Das Aufbauspiel funktioniert nach wie vor vergleichsweise gut, doch sobald nach vorne gespielt werden soll, fehlt es an den Verbindungen. Dadurch verlieren sie dann in der gegnerischen Hälfte Bälle oder kommen nicht zu Chancen. Dieses Problem ist auch auf die mangelnde Kompaktheit und Harmonie im gemeinsamen Aufrücken zurückzuführen. Allerdings haben sie diese Probleme meistens nur gegen sehr kompakte Mannschaften – gegen instabile Mannschaften kommen sie weiterhin auf ihre Treffer und zu Chancen. Darum haben sie mit 13 Toren die viertmeisten in der Liga, viele davon aber nach Standards und einfachen Flügelangriffen. Trotzdem liegen sie nur auf Platz 17 in der Liga.

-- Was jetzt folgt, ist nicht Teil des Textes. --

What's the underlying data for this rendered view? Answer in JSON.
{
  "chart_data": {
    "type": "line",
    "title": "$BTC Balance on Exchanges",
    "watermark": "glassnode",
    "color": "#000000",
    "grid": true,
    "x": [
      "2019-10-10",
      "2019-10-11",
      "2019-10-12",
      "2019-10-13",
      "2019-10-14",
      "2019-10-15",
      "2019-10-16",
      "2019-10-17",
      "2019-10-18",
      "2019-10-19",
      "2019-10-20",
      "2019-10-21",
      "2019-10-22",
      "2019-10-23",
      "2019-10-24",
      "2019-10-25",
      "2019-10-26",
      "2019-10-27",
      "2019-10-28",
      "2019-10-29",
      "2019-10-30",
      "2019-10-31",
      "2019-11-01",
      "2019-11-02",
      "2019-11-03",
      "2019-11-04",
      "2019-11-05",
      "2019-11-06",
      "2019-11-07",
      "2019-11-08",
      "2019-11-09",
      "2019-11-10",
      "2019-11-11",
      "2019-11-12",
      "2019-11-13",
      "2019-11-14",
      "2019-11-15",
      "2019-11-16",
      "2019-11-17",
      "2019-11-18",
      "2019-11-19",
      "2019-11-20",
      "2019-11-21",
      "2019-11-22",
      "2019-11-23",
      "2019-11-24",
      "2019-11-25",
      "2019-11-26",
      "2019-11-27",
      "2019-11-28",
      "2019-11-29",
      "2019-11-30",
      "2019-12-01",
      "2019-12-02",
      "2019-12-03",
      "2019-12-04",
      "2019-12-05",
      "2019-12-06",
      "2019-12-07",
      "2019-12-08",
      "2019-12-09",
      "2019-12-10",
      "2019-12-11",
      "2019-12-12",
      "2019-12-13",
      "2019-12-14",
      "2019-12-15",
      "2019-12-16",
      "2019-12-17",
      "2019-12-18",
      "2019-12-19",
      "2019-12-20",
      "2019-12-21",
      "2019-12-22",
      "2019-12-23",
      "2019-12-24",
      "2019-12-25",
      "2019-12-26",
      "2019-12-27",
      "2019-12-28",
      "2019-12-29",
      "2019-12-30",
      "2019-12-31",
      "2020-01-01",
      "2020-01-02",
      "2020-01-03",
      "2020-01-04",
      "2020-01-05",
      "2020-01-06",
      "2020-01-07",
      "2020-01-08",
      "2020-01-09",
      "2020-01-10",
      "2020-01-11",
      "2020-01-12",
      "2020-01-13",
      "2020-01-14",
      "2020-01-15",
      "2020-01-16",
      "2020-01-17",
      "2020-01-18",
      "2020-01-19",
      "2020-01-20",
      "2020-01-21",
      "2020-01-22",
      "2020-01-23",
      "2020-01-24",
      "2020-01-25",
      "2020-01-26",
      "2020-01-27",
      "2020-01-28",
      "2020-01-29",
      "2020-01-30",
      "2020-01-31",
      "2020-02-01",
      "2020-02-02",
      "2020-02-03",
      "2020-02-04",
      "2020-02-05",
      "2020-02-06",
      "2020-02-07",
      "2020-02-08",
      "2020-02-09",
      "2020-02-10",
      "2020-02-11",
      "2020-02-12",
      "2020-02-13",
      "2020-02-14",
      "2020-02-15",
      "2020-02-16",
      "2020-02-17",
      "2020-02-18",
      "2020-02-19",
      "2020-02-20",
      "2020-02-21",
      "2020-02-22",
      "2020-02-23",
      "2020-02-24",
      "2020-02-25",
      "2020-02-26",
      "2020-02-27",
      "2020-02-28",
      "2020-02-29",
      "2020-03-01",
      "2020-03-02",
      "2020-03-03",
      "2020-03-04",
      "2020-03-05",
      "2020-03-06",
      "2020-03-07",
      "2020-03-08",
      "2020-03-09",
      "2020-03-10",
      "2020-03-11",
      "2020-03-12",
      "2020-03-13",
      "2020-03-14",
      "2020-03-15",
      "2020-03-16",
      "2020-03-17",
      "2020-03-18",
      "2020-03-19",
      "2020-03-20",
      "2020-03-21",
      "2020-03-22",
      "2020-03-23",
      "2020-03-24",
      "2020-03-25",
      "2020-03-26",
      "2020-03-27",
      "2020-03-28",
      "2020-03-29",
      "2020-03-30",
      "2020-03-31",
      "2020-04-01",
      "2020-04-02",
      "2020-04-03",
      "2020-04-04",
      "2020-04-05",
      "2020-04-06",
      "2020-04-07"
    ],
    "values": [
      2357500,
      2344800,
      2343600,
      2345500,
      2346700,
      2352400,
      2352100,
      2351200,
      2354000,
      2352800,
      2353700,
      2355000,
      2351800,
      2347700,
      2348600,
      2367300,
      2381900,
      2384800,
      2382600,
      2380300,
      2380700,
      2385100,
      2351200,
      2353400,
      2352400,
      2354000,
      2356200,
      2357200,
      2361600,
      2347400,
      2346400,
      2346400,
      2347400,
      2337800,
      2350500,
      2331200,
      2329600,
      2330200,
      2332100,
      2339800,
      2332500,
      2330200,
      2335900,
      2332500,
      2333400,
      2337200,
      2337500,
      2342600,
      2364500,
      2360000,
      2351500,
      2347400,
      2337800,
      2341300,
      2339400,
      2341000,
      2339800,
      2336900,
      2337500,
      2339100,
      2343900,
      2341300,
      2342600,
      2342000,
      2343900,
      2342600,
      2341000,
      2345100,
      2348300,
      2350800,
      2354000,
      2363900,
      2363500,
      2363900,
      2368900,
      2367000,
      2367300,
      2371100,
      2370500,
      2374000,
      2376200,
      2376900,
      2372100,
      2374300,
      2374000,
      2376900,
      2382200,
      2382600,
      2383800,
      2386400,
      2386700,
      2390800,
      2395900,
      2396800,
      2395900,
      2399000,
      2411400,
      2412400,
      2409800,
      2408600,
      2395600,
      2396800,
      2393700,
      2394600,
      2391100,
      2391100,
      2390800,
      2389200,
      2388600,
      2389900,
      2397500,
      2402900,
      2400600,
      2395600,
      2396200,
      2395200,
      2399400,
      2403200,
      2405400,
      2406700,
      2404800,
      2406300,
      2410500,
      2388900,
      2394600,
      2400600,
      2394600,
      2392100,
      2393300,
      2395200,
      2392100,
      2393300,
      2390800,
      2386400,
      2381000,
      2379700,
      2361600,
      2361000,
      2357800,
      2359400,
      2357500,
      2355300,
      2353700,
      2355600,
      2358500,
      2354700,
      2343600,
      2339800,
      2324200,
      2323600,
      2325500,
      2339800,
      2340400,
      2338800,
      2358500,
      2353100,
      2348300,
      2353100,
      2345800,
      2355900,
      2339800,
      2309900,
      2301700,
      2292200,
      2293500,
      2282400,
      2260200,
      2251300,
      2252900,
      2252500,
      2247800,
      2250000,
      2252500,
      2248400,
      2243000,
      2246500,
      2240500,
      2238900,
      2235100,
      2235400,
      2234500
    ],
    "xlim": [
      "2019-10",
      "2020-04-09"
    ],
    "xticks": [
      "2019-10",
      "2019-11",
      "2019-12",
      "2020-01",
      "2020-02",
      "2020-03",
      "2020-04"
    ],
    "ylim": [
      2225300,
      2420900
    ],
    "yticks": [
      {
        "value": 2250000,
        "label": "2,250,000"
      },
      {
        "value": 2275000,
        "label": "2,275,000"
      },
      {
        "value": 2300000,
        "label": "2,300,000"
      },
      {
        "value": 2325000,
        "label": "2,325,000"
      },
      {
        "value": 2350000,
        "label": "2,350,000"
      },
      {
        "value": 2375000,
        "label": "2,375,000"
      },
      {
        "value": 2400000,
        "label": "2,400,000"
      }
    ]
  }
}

In der Defensive liegt also der Hauptgrund ihrer Probleme; doch die Probleme sind auch in der Offensive zu suchen. Eben weil die Staffelungen nicht passen, ist das Gegenpressing nach Ballverlusten nicht mehr so effektiv und der Klub ist mit seiner Spielweise überaus konteranfällig. Beim ballorientierten Verschieben ist man außerdem weniger kompakt als in der Vorsaison, übt dadurch weniger Druck aus und lässt mehr Chancen zu. Das Pressing insgesamt ist schwächer und darum sind die Toffees deutlich anfälliger – mit 16 Gegentoren haben sie bislang sogar die meisten Treffer in der Liga erhalten.

Fazit

Everton befindet sich auf Platz 17 und somit in einer Krise. Es wurden schon Stimmen laut, welche dies auf Roberto Martinez zurückführen; schon bei Wigan soll, so die Meinung der Kritiker, seine Abwehr Jahr für Jahr schwächer und instabiler geworden sein. Die Vorsaison sei nach den Experten eher ein Produkt aus der stabilen Defensive von Moyes 2012/13 und Roberto Martinez‘ eintrainierter offensiver Stärke gewesen, die nicht mehr zu wiederholen ist. Ob das stimmt, steht in den Sternen.

Fakt ist aber, dass es aktuell einige Probleme in der Defensive gibt und die Offensive sich sogar eher über Wert, als unter Wert in puncto Effektivität verkauft hat. Gleichzeitig ist aber zu erwarten, dass sich Everton in den nächsten Wochen wieder hocharbeiten wird. Entscheidend wird neben Glück und Pech auch sein, ob Martinez es schafft die guten Anpassungen der Gegner in dieser Saison neutralisieren zu können. Sie stellen nämlich eine weitere Facette dieser Krise dar.